Русское общество в Париже
Шрифт:
— А вы кто? Вы какой нации?
Мы посмотрели на него молча.
— Какой вы нации? — возвысив голос, повторил студент.
— Мы русские, — спокойно отвечал ему мой товарищ.
— Га! Русские.
— Да, русские, — подтвердил Р. — Нас тут сто человек. А что такое?
— Ничего.
— Напрасно беспокоились, значит. Да, нас сто человек.
Студент отошел и стал возле ближайшей колонны.
— Фу ты, Господи! — подумали мы. — Да что же это такое в самом деле?
И один из нас подошел к студенту.
— Monsieur!
— Monsieur.
— Что вам было от нас угодно?
— Знать, русские ли вы.
— И только?
— И только. Я ненавижу вас и хотел вам сказать это.
— Благодарим
— Вы угнетаете Польшу.
— Мы вот пьем чай да слушаем лекции. Польша имеет дело с правительством, к которому я только что имел честь вам рекомендовать обратиться через кого следует. Если вы найдете это удобным, то это гораздо действительнее, чем делать дерзости людям, которые вам ничего худого не сделали.
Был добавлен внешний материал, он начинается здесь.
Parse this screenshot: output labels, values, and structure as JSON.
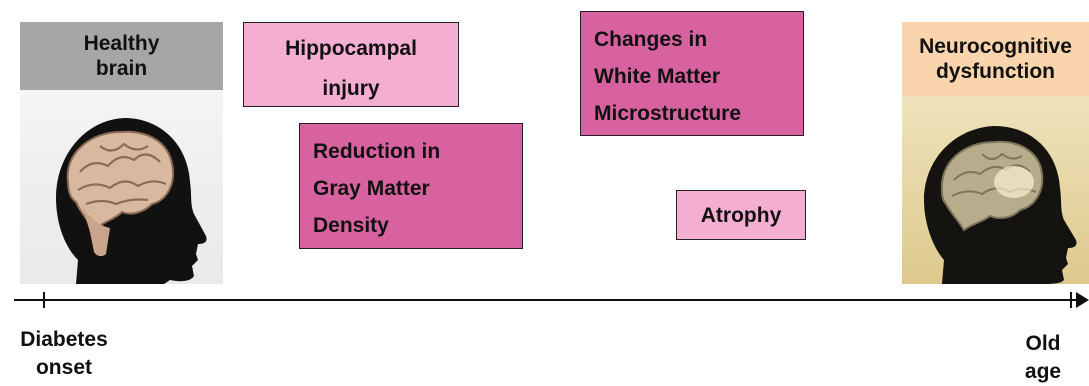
{
  "healthy_panel": {
    "label": "Healthy\nbrain",
    "header_color": "#a6a6a6"
  },
  "dysfunction_panel": {
    "label": "Neurocognitive\ndysfunction",
    "header_color": "#f9d4ac"
  },
  "stages": {
    "hippocampal": "Hippocampal injury",
    "gray_matter": "Reduction in\nGray Matter\nDensity",
    "white_matter": "Changes in\nWhite Matter\nMicrostructure",
    "atrophy": "Atrophy"
  },
  "stage_colors": {
    "light": "#f4aed1",
    "dark": "#d7629f"
  },
  "timeline": {
    "start": "Diabetes\nonset",
    "end": "Old\nage"
  }
}
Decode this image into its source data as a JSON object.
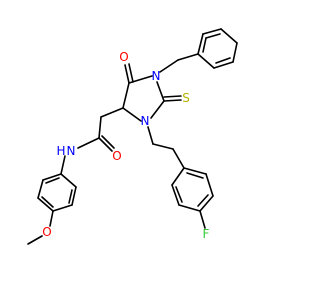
{
  "colors": {
    "background": "#ffffff",
    "bond": "#000000",
    "carbon_text": "#000000",
    "oxygen": "#ff0000",
    "nitrogen": "#0000ff",
    "sulfur": "#b3b300",
    "fluorine": "#33cc33"
  },
  "atoms": {
    "o_carbonyl_ring": "O",
    "n1_ring": "N",
    "s_thione": "S",
    "n3_ring": "N",
    "amide_n": "N",
    "amide_h": "H",
    "o_amide": "O",
    "fluorine": "F",
    "o_methoxy": "O"
  }
}
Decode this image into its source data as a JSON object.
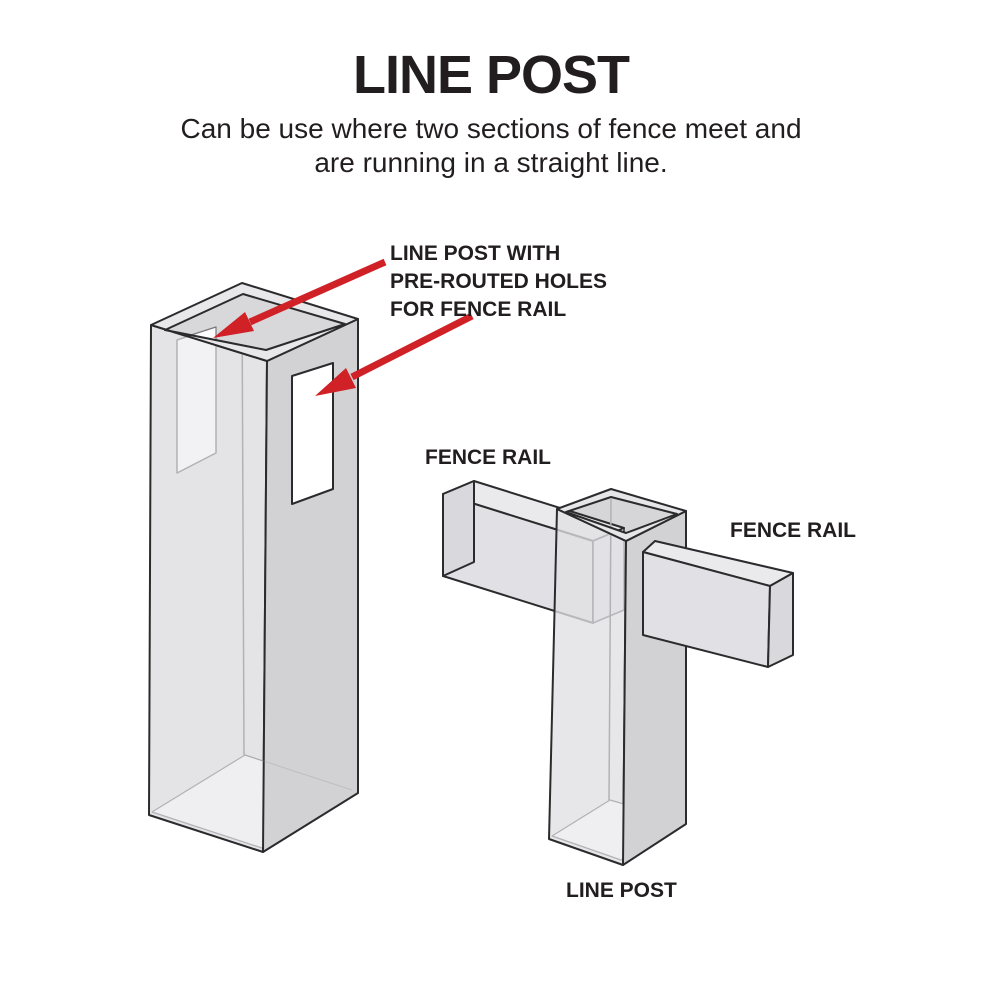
{
  "title": "LINE POST",
  "subtitle": {
    "line1": "Can be use where two sections of fence meet and",
    "line2": "are running in a straight line."
  },
  "callout": {
    "line1": "LINE POST WITH",
    "line2": "PRE-ROUTED HOLES",
    "line3": "FOR FENCE RAIL"
  },
  "labels": {
    "fence_rail_left": "FENCE RAIL",
    "fence_rail_right": "FENCE RAIL",
    "line_post_bottom": "LINE POST"
  },
  "colors": {
    "arrow_red": "#d02127",
    "text": "#221e1f",
    "outline": "#2b2b2e"
  }
}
— Всякое правительство всегда впору своему народу.
— Это давно сказано вашим мыслителем, и я нахожу, что это, по отношению к теперешней Франции, весьма справедливо.
Француз отвернулся и ушел.
Через час один из наших стоял в другом углу залы с русским поляком X. и каким-то русским врачом, фамилии которого я не знаю. Мимо них прошел тот же высокий студент, и вслед за этим раздался хохот нескольких человек.
— Вас обсыпали сзади мукою, — сказал одному из них X—ий, несколько довольный, кажется, предчувствием нового скандала.
Но человек, над которым подшутили, знал хорошо нравы публики балов Латинского квартала. Оставаться обсыпанному мукой было невозможно; направляться к выходу, чтобы уйти, значило вызвать свистки, общий хохот и аплодисменты, которые только возвеселят компанию русофоба, потребовать у него объяснения — или дуэль из-за вздора, или гадкая, скандальная ссора. К тому же обидчик мог отпереться, что это не он сделал, и тогда наш соотчич был бы только смешон со своею претензией. На эту парижскую выходку он ответил по-парижски. Он снял с себя сюртук и, держа его в одной руке, преспокойно стал, не спеша, другою обивать платком брошенную в него сзади горсть муки.
— Браво! Браво! — крикнули несколько человек, и дело тем кончилось, к неудовольствию X—го и к удовольствию другого моего земляка.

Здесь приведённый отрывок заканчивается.